O processo de criação da banda parece similar ao tentar fazer uma sopa com vários ingredientes e uma receita, mas no final, de alguma maneira, o prato não tem o mesmo gosto que o imaginado, e a partir disso, temperos diversos entram em ação finalizando a mágica do grupo, que pensam cada faixa “no máximo de sua potência e de sua estranheza”.

Um dos exemplos dessa máxima é a sexta faixa do projeto, “Hello”, composta por Chablau, “Essa música eu confesso que eu não sei o que eu estava usando na época, eu não lembro muito (risos)”, revela sobre a canção “bilíngue” que trata sobre o eterno (e frouxo, em suas palavras), debate sobre o que é música brasileira e o que não é. “Mas eu lembro de escrever essa letra há bastante tempo, e foi uma das poucas músicas que eu escrevi uma letra gigante e deixei no bloco de notas no meu celular (…) Aí um dia, eu fui falar com um amigo que eu tinha escrito essa música e ai eu não tinha uma harmonia pra botar junto, e aí eu acabei tocando uma música que eu tinha aprendido, e cantei a música pra mostrar. E aí virou a música!”, o resultado, foi a letra mais agressiva do disco com uma melodia paradisíaca de bossa nova, intensificando a natureza passiva agressiva da canção, que segundo a banda, chegou “imexível”: toda a estranheza, potência e contraste dela já estavam ali.

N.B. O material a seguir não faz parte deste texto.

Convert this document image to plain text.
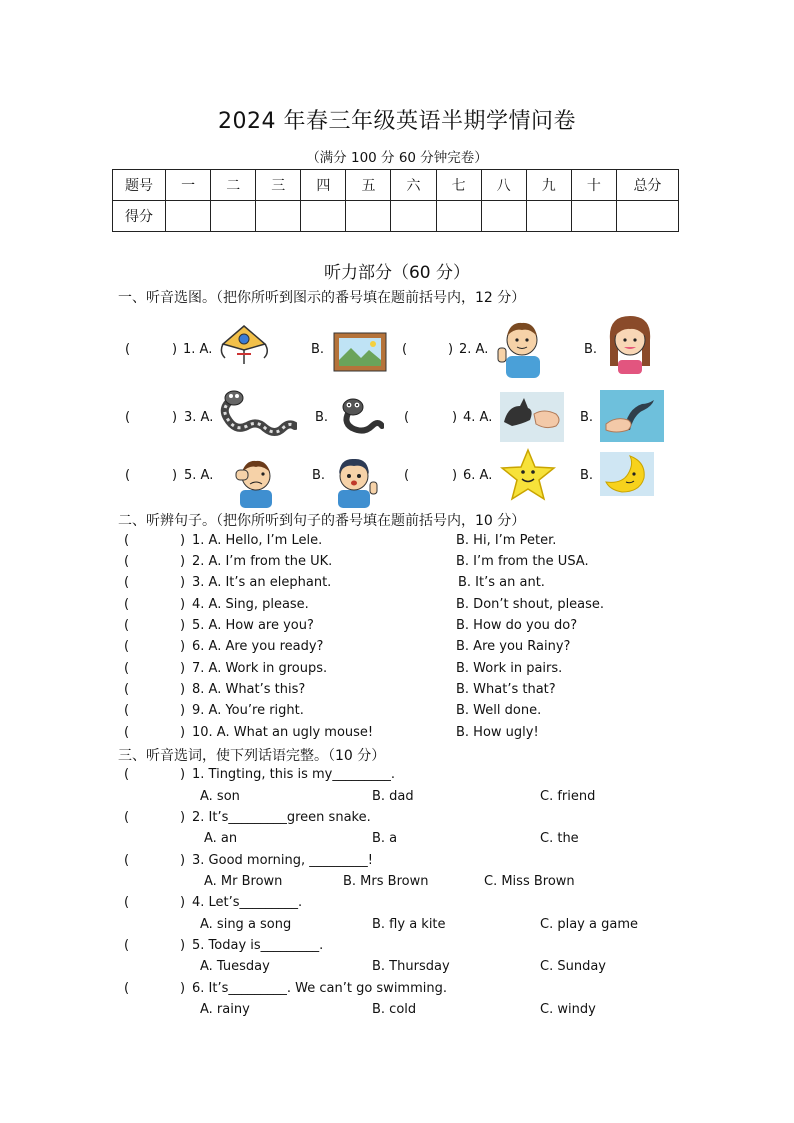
2024 年春三年级英语半期学情问卷
（满分 100 分 60 分钟完卷）
题号	一	二	三	四	五	六	七	八	九	十	总分
得分											
听力部分（60 分）
一、听音选图。（把你所听到图示的番号填在题前括号内，12 分）
(	) 1. A.	B.	(	) 2. A.	B.
(	) 3. A.	B.	(	) 4. A.	B.
(	) 5. A.	B.	(	) 6. A.	B.
二、听辨句子。（把你所听到句子的番号填在题前括号内，10 分）
(	) 1. A. Hello, I’m Lele.	B. Hi, I’m Peter.
(	) 2. A. I’m from the UK.	B. I’m from the USA.
(	) 3. A. It’s an elephant.	B. It’s an ant.
(	) 4. A. Sing, please.	B. Don’t shout, please.
(	) 5. A. How are you?	B. How do you do?
(	) 6. A. Are you ready?	B. Are you Rainy?
(	) 7. A. Work in groups.	B. Work in pairs.
(	) 8. A. What’s this?	B. What’s that?
(	) 9. A. You’re right.	B. Well done.
(	) 10. A. What an ugly mouse!	B. How ugly!
三、听音选词，使下列话语完整。（10 分）
(	) 1. Tingting, this is my_________.
A. son	B. dad	C. friend
(	) 2. It’s_________green snake.
A. an	B. a	C. the
(	) 3. Good morning, _________!
A. Mr Brown	B. Mrs Brown	C. Miss Brown
(	) 4. Let’s_________.
A. sing a song	B. fly a kite	C. play a game
(	) 5. Today is_________.
A. Tuesday	B. Thursday	C. Sunday
(	) 6. It’s_________. We can’t go swimming.
A. rainy	B. cold	C. windy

A habilidade de juntar tantas coisas visando um resultado satisfatório, tão pouco tem a ver com sorte, e mais com a experiência musical da banda, em que Theo e Téo se conhecem desde os 7 anos de idade, e desde então possuem “bandas desde os 7 anos de idade, umas imaginárias, algumas reais”, contam. Antes de se juntarem com Sophia como banda de apoio e eventualmente se tornarem um grupo, Theo tocava com Vicente, e até com Chico Bernardes na banda Fernê, e já havia tocado com Chablau, como se os músicos estivessem separados mas juntos, só esperando a hora certa de se unirem de vez.

E é essa tal união estratosférica que será apresentada ao vivo hoje, 22, às 20h, no o show de lançamento do disco, via Itaú Cultural. Para se preparar para o lançamento, a banda se reuniu por duas semanas nos fundos da casa de Sophia para, entre aulas do EAD, ensaiarem (e muito!) para o show. “A vibe que a gente tá é muito boa, porque no fundo é a vibe que a gente sempre esteve pra fazer as coisas rolarem (…) A gente fica ansioso juntos, fica nervosos juntos, sofre juntos”, conta Chablau, e Théo complementa. “Sabemos que pra fazer uma live tem que ser tão bom quanto um show, mas bom em outros sentidos… É importante ter uma coerência visual, estética que não seja algo que a gente faz porque a gente tem que fazer.”

Em meio de incertezas mundiais, mas de diversos momentos especiais diante a resposta positiva do disco por parte do público e crítica, a banda possui sonhos alucinantes sobre o futuro, já planejando muitas coisas além do disco. Mas ressaltam que o verdadeiro sonho da banda já está se concretizando, e contrariando o que muitos podem pensar do que é um sonho para artistas, para Sophia Chablau e Uma Enorme Perda de Tempo, vai além do sucesso comercial das obras. “A gente têm uma ansiedade por virar, mais no sentido mais profundo da coisa, da música, de tocar, de estar nesse lugar, e que na verdade é importante enfim, mas tem uma coisa que já virou assim no sentido da nossa relação entre nós quatro, das nossas preocupações musicais, do que a gente tá querendo construir juntos”, compartilha Sophia. “Nesse sentido, o sonho, um dos sonhos, a gente já tá vivendo o sonho. A gente tem uma banda que a gente ama, a gente super se dá bem, a gente tem um disco que a gente ama (…) O nosso ‘dar certo’ é ter virado uma banda, não ser mais um projeto, estamos muito felizes de ser uma banda.”